Ahora que estoy a punto de jubilarme, sigo siendo un terco de
la soledad y valoro sobremanera ese tiempo dedicado a la introversión más que
cualquier otra diversión o tarea a la que pueda entregarme. Pero soy consciente
de que se trata de un tipo de soledad autoimpuesta, un refugio para tímidos y
desconfiados de sí mismos y de los demás, y no esa angustiosa soledad de los
abandonados a su suerte, de los rechazados por los demás, de los que han
perdido familiares, amigos, salud, empleo o estima y sobreviven al pairo de la
indiferencia y el desprecio de los que apartan su mirada, el gesto y la ayuda
para no verlos, como si no existieran.
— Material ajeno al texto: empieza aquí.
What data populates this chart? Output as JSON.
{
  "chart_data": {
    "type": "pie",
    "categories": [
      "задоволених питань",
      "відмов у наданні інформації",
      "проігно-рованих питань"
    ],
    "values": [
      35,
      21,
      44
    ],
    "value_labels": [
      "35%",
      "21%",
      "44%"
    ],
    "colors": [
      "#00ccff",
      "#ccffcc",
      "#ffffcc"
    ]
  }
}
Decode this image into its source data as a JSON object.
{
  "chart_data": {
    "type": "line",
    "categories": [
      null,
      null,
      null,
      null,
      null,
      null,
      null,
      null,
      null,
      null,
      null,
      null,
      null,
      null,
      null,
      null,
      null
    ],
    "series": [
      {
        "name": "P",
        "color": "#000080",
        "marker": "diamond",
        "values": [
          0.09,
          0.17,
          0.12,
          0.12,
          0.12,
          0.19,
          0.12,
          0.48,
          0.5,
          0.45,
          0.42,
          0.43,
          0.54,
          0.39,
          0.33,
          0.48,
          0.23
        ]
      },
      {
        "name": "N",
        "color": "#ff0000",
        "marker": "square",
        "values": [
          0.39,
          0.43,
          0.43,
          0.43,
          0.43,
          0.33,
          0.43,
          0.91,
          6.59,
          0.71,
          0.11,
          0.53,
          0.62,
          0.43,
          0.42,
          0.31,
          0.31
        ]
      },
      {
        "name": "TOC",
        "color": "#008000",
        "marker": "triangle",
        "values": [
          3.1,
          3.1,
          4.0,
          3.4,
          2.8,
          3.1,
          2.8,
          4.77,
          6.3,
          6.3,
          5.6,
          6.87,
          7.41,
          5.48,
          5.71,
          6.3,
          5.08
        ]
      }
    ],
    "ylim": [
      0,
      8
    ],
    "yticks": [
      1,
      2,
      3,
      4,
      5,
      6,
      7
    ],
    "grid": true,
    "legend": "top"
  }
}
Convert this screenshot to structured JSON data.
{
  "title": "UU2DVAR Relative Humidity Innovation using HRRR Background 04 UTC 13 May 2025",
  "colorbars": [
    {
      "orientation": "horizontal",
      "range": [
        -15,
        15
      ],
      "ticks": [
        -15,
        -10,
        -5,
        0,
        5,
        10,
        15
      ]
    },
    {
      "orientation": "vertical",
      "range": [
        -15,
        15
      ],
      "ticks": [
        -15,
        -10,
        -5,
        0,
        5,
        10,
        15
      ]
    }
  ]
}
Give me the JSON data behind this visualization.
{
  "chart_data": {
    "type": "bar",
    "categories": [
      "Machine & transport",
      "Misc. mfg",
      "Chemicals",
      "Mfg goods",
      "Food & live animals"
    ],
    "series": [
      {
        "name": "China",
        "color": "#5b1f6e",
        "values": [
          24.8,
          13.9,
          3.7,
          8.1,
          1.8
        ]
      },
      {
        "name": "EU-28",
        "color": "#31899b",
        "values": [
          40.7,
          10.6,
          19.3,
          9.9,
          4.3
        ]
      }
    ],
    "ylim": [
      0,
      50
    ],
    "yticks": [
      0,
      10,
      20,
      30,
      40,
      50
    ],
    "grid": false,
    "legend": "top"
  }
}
Son dos soledades distintas: una es
multitudinaria, siempre rodeada de gente dispuesta a acogerte, y la otra es náufraga,
flota entre la indiferencia del gentío y se hunde inevitablemente en la
miseria, la enfermedad y el desarraigo más inclementes.
En definitiva, soy consciente de ser afortunado de disfrutar
de una soledad multitudinaria, concurrida de afectos. Un lujo.